Powerful men in every walk of life, from politics to government to entertainment to journalism, have been accused of sexual assault. Even National Public Radio, that bastion of rationalism, has been hard hit. We have endured two more mass murders—one at a Las Vegas concert and one in the Sutherland Springs TX Baptist Church. Before that, multiple hurricanes battered the Gulf Coast and shattered communities. While Texas and Florida are making a decent recovery, much of Puerto Rico is still without power. Depressing displays of white supremacy made the headlines. And all this is just in the last 3 months or so. In the background of it all is the wearying stream of distracting tweets, bullying posts and head-scratching opinions coming from the White House.
Is this really a year to be grateful?
The answer is, surprisingly, yes. It’s not just that these difficulties often bring out the best in us. It’s this: cultivating an attitude of gratitude puts us in the legion of saints, and in the realm of the divine.
It’s easy to cultivate gratitude when things are going well. It’s a natural response to bounty and blessing. Yet, gratitude doesn’t require any extra muscle or intentionality when things are going well. However, gratitude is an exceptional response when life is bleak, when things aren’t going your way, and when you can’t quite imagine how good could come of a situation.
Still not convinced? Here are five God-sized reasons to be grateful:
- Gratitude makes us more like God. Being grateful when the chips are down forces us to seek out what is right in the world. It requires a great deal of intentionality which in turn builds the muscle of unconditional love. Here’s what I mean. God’s love for us does not falter when we make mistakes, upset others, or wreak havoc. It doesn’t even falter when we do evil. It’s unconditional—it doesn’t require a certain set of conditions to be activated. It’s simply and eternally constant. When we are able to practice gratitude in the midst of tough circumstances, we begin to enter into the realm of the divine.
- Gratitude honors free will.
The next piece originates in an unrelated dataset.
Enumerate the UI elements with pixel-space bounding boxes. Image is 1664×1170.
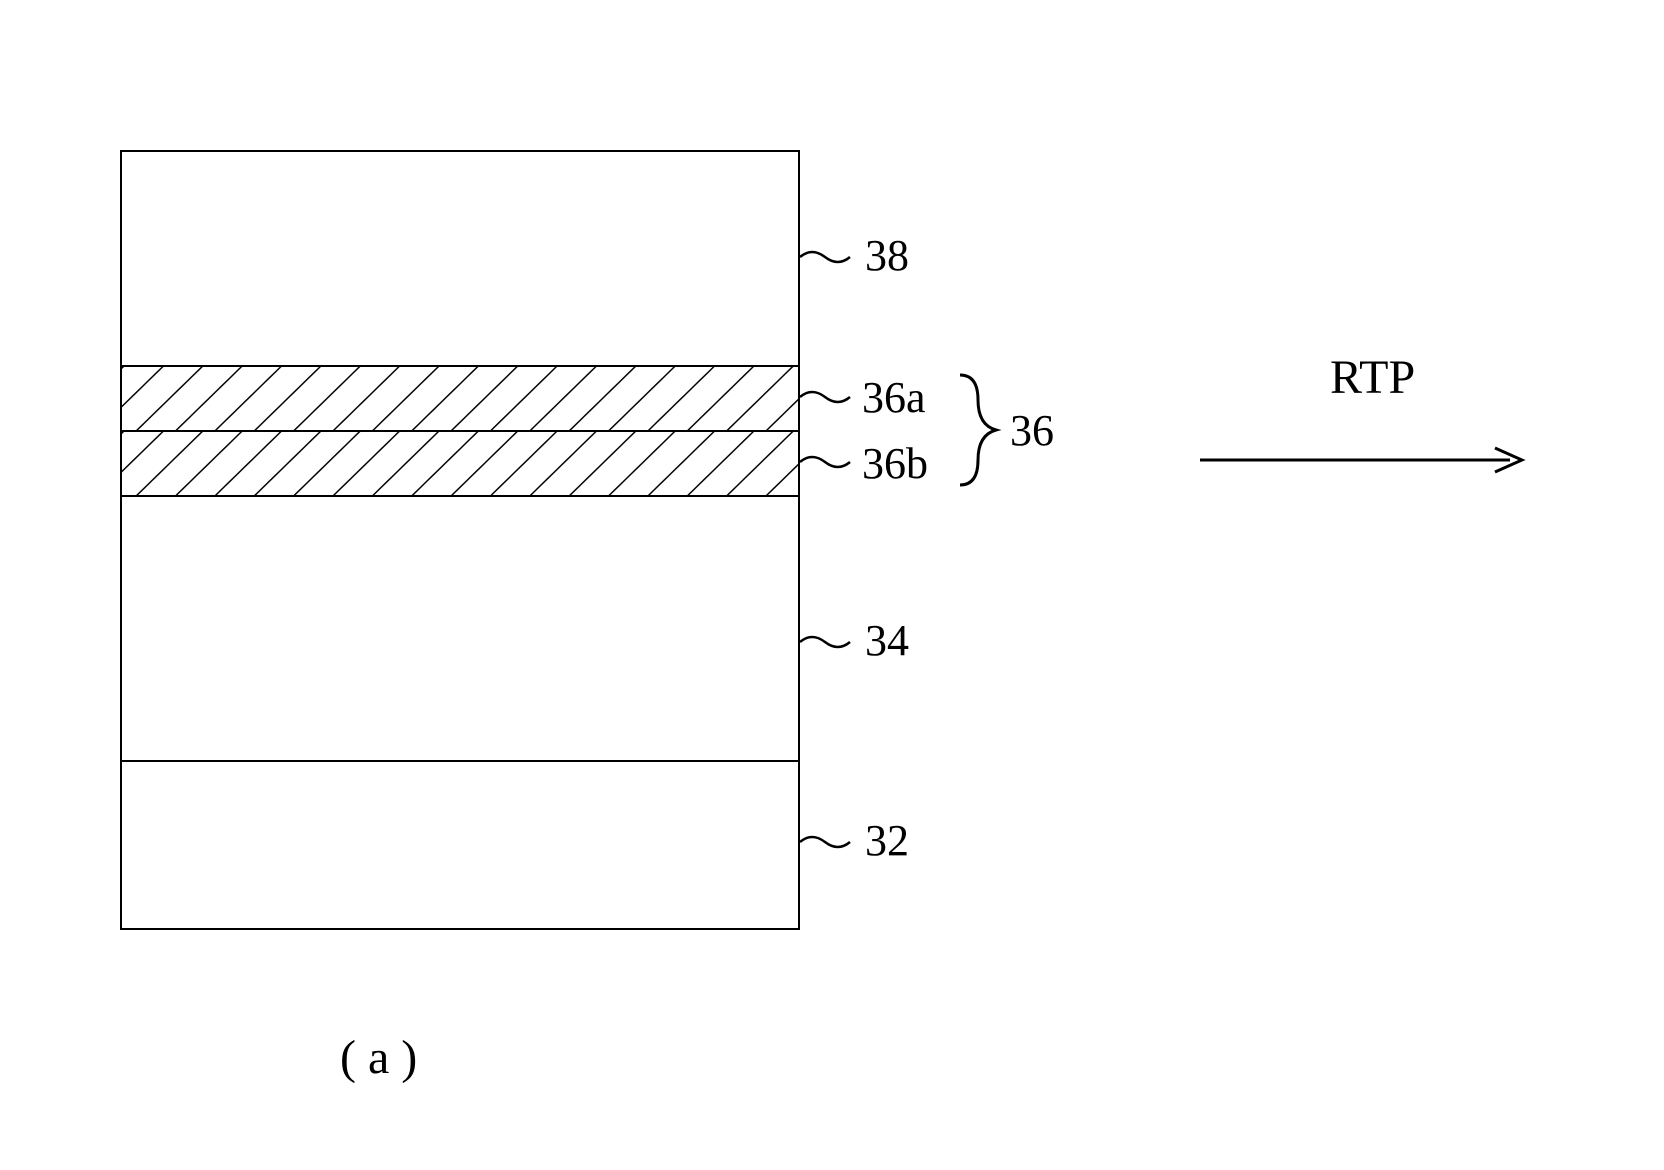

Free will is a signature dynamic of the universe. God doesn’t force any of us to do “right” or to do “good” or let God in to our lives. Neither can we force others to do our will, or to act according to the norms or beliefs we uphold. Practicing gratitude in the midst of annoyingly free will allows us to move into a higher flow of the universe. It doesn’t mean we abandon our standards. It does mean that we honor the free will of others to do the same.
- Gratitude increases the light. Sure, it’s been a tough year for a lot of us in a lot of ways. But in each life impacted by loss, grief, evil, insensitivity or just plain stupidity—there were also transcendent moments and blissful blessings. To focus only on the dark obliterates the light. The more we focus on what is lovely and good and beautiful, the more of it there is to focus on.
- Gratitude hands us the keys to the kingdom. When we cultivate an attitude of gratitude in the tough years, it reminds us of the constancy of the Kingdom of Heaven. It is still near. It is still at hand. It is still within. And the doors are still open. Each of us has the choice to cultivate a Kingdom consciousness, regardless of the circumstances around us.
- Worry weakens; gratitude strengthens. Constant worry and fear tear down our ability to be strong for the long haul. They weaken our ability to counteract injustice, and to stand for a better future. Gratitude, on the other hand, strengthens the immune system, clarifies the mind, and grounds the spirit.
It’s okay this year to revel in what is good in the world. It’s more than okay to dwell on the blessings you have received and made possible for others this year. In fact, it’s a necessity. The work of gratitude allows us to amplify the love in the world. Consider it the perfect counterbalance to the energy we’ll need in the coming months and years to speak up for justice, act with courage, speak up for the common good, and to envision a life-giving future.